Why This Memoir Matters

  • For those who masked. If you ever used humor, creativity, attention to hide something you couldn’t name, this will land in your bones and I hope it inspires others to be honest in the moment!

  • For mental health conversations. Lukas doesn’t glamorize pain or fix it neatly. He shows how real the struggle is.

  • For witnesses. People around someone hurting often feel powerless. This book helps you see how being seen (or unseen) matters.

BPD Is Not a Death Sentence — Lukas Gage Reminds Us Why

The diagnosis borderline personality disorder often lands like a verdict.
In clinical settings, it’s too often whispered with pity, written off as “too hard,” “too much,” or “untreatable.” I’ve seen people give up on themselves after hearing those three letters — as if the label means “broken beyond repair.”

But Lukas Gage’s Book dismantles that myth.

In his own wild, unfiltered way, he shows that a diagnosis doesn’t end your story — it can be the map to reclaim it.
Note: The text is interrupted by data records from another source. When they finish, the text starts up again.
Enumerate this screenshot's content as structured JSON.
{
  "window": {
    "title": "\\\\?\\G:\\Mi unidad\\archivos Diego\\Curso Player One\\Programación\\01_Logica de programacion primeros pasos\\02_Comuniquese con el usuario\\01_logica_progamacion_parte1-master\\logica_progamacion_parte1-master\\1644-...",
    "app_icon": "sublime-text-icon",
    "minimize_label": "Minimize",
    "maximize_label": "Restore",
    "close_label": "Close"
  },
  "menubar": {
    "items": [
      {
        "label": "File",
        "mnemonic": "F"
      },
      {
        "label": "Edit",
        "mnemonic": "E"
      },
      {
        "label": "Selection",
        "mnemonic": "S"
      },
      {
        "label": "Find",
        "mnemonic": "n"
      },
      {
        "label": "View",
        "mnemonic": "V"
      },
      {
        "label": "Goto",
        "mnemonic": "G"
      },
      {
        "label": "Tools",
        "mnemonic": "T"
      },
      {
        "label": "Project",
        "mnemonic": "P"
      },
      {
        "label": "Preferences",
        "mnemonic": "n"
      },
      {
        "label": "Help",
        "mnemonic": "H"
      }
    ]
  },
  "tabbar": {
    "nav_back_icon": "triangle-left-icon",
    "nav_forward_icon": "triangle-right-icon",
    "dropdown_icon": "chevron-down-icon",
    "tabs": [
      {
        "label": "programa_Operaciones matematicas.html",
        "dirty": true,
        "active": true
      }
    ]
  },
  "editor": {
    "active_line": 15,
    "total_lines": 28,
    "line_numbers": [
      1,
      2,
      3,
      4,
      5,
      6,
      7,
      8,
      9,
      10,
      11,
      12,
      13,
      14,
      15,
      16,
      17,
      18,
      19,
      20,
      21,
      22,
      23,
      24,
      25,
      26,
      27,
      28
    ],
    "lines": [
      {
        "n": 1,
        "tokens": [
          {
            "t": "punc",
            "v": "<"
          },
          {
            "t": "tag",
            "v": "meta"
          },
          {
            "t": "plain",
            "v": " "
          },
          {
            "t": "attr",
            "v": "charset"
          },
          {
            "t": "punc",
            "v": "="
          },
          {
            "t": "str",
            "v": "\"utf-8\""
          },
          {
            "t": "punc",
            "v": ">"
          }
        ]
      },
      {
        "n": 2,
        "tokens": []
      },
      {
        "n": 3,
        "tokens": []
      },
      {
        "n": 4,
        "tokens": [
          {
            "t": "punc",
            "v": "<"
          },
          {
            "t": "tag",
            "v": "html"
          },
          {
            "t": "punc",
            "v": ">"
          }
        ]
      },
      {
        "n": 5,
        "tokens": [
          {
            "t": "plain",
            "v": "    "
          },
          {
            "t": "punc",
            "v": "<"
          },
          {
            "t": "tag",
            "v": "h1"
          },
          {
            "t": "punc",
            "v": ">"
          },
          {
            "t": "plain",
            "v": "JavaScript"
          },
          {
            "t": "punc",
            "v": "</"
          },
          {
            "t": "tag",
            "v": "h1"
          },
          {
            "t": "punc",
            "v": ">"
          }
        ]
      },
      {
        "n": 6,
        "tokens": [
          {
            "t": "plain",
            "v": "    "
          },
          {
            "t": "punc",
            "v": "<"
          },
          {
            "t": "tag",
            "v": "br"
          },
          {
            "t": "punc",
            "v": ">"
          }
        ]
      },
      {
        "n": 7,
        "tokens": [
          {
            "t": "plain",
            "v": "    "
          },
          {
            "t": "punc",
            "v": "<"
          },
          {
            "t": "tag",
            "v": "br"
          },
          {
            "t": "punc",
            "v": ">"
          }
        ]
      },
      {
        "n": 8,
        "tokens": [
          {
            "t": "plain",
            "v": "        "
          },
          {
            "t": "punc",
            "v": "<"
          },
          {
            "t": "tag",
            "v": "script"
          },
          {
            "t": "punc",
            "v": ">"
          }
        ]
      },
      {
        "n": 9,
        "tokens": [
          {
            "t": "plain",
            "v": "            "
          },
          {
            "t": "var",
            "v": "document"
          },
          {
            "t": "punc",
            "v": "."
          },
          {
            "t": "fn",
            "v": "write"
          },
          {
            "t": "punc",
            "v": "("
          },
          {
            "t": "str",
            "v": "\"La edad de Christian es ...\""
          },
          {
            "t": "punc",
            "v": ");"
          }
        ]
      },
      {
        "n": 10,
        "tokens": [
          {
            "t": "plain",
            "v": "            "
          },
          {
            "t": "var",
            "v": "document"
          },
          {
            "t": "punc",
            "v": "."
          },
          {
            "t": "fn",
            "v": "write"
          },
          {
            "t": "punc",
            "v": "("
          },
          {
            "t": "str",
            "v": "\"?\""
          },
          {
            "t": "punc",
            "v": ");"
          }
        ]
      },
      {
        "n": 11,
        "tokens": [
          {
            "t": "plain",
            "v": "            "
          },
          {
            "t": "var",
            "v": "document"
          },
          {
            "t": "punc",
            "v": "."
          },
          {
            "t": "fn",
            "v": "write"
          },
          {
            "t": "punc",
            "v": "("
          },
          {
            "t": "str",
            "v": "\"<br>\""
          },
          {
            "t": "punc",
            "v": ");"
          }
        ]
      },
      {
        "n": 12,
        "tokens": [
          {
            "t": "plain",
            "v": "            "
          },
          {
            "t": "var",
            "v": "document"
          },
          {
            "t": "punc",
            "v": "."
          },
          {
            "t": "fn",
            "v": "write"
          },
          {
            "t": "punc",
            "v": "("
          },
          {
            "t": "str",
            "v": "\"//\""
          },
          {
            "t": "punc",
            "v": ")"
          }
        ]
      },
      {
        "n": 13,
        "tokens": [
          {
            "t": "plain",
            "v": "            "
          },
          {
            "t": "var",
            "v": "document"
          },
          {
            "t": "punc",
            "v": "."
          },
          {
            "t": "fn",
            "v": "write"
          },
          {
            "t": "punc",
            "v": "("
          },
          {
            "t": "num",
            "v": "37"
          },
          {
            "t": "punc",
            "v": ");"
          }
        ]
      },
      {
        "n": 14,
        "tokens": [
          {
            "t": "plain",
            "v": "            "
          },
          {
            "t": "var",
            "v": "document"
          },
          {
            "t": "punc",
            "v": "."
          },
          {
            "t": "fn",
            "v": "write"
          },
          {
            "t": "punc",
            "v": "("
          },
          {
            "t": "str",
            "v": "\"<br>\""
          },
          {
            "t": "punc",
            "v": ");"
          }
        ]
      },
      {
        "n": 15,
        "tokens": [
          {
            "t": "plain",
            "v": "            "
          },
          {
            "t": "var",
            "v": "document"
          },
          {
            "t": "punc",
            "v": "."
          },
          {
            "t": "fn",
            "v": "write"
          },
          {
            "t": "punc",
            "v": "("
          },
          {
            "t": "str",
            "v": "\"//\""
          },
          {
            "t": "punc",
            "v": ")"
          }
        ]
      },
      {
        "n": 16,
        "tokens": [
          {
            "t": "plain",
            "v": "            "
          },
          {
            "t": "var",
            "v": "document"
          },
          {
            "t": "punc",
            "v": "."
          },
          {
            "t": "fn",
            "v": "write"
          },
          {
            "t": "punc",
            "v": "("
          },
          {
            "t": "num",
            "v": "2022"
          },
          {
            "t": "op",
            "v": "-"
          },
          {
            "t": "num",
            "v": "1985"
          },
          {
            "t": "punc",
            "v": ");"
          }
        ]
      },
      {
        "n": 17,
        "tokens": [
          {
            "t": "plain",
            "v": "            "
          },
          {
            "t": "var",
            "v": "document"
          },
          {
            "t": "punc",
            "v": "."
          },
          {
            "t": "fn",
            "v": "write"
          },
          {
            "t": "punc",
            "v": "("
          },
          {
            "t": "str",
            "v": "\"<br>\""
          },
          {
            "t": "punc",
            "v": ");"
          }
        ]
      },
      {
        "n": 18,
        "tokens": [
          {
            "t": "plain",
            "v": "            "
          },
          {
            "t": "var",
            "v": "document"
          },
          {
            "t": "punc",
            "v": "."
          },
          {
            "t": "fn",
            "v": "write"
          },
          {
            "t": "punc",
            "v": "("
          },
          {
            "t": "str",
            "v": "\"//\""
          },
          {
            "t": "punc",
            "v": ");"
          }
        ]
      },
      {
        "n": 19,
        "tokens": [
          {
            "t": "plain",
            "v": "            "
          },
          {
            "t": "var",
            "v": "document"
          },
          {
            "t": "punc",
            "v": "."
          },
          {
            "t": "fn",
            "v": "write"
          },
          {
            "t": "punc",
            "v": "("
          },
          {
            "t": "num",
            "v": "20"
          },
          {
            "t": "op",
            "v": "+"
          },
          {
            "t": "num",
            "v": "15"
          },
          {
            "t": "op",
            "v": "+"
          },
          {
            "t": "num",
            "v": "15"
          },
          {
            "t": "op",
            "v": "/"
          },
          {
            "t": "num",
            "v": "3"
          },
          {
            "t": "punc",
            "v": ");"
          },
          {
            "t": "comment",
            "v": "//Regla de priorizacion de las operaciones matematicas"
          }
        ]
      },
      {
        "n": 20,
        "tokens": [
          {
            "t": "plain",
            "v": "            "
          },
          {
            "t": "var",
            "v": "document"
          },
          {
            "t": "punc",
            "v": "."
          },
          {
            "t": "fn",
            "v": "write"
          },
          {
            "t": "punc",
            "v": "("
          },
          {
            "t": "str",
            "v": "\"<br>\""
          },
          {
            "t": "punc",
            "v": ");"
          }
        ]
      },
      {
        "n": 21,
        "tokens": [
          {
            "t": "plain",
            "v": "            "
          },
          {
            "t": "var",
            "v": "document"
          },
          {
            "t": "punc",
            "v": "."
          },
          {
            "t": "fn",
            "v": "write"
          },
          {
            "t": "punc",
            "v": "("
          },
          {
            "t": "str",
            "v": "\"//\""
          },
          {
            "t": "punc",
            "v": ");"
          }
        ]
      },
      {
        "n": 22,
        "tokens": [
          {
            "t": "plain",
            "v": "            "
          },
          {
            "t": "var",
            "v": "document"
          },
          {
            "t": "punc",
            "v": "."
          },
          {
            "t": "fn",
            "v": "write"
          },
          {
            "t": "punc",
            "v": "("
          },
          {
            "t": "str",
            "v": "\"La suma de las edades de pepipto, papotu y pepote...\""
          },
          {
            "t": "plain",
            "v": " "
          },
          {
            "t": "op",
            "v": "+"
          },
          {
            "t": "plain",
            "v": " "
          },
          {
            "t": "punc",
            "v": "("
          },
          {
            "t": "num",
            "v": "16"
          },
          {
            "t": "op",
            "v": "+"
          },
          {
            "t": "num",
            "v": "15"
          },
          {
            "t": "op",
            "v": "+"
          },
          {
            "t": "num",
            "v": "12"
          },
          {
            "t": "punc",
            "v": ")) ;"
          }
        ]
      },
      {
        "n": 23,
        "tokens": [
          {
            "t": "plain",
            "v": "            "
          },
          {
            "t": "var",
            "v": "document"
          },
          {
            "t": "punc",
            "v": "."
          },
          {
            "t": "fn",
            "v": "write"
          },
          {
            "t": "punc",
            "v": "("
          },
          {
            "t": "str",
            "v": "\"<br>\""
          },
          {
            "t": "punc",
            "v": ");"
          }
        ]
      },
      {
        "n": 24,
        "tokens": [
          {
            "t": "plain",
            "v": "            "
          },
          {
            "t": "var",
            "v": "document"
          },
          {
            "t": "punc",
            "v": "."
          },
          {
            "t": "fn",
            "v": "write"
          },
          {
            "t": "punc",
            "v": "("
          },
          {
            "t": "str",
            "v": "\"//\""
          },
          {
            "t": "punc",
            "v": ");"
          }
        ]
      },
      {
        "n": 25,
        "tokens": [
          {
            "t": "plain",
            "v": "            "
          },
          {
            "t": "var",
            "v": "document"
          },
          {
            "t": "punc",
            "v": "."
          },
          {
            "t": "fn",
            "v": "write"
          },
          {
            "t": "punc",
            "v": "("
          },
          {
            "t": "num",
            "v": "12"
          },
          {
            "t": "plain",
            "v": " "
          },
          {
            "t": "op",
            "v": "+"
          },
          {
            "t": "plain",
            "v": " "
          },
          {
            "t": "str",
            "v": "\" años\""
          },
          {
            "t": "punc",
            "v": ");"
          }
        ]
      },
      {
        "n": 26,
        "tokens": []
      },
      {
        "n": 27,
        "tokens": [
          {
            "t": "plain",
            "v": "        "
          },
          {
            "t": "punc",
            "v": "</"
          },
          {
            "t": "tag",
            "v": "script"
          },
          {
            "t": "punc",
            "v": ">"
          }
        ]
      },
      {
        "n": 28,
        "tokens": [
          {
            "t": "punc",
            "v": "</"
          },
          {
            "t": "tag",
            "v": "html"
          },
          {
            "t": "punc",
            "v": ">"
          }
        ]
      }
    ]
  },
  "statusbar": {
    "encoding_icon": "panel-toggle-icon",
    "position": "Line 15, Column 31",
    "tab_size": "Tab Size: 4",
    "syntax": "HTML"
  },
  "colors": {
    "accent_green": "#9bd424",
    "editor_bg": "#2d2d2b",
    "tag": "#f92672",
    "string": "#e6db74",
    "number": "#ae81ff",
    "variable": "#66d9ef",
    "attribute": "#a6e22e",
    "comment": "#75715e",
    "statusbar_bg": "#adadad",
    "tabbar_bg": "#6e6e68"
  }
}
Lukas doesn’t hide the chaos that BPD can bring: the intensity, the fear of abandonment, the impulse to run or explode. But he also doesn’t let it define him. His pages are living proof that with self-awareness, courage, humor, and care, there is life beyond the label.

He models something I’ve long believed:
BPD isn’t a death sentence. It’s a call to radical honesty and deep healing.

Every person with that diagnosis holds the same light Lukas carried as a child — bright, creative, bursting with possibility. His story reminds us that what’s been pathologized is often the same sensitivity that makes someone capable of immense empathy and art.

The world doesn’t need fewer Lukas Gages. It needs more space for them to be seen and understood.

Something I Want You to Hold

That child I knew—bright, imaginative, entertaining—concealed corridors of pain. This memoir is him opening the doors. It’s brave. It’s messy. It’s human. Thank you Lukas for your honesty and transparency!

I’m in awe of the person he’s becoming. And in reading his book, I felt seen, too—seen in the remembering, in the witness. I have a feeling many will relate!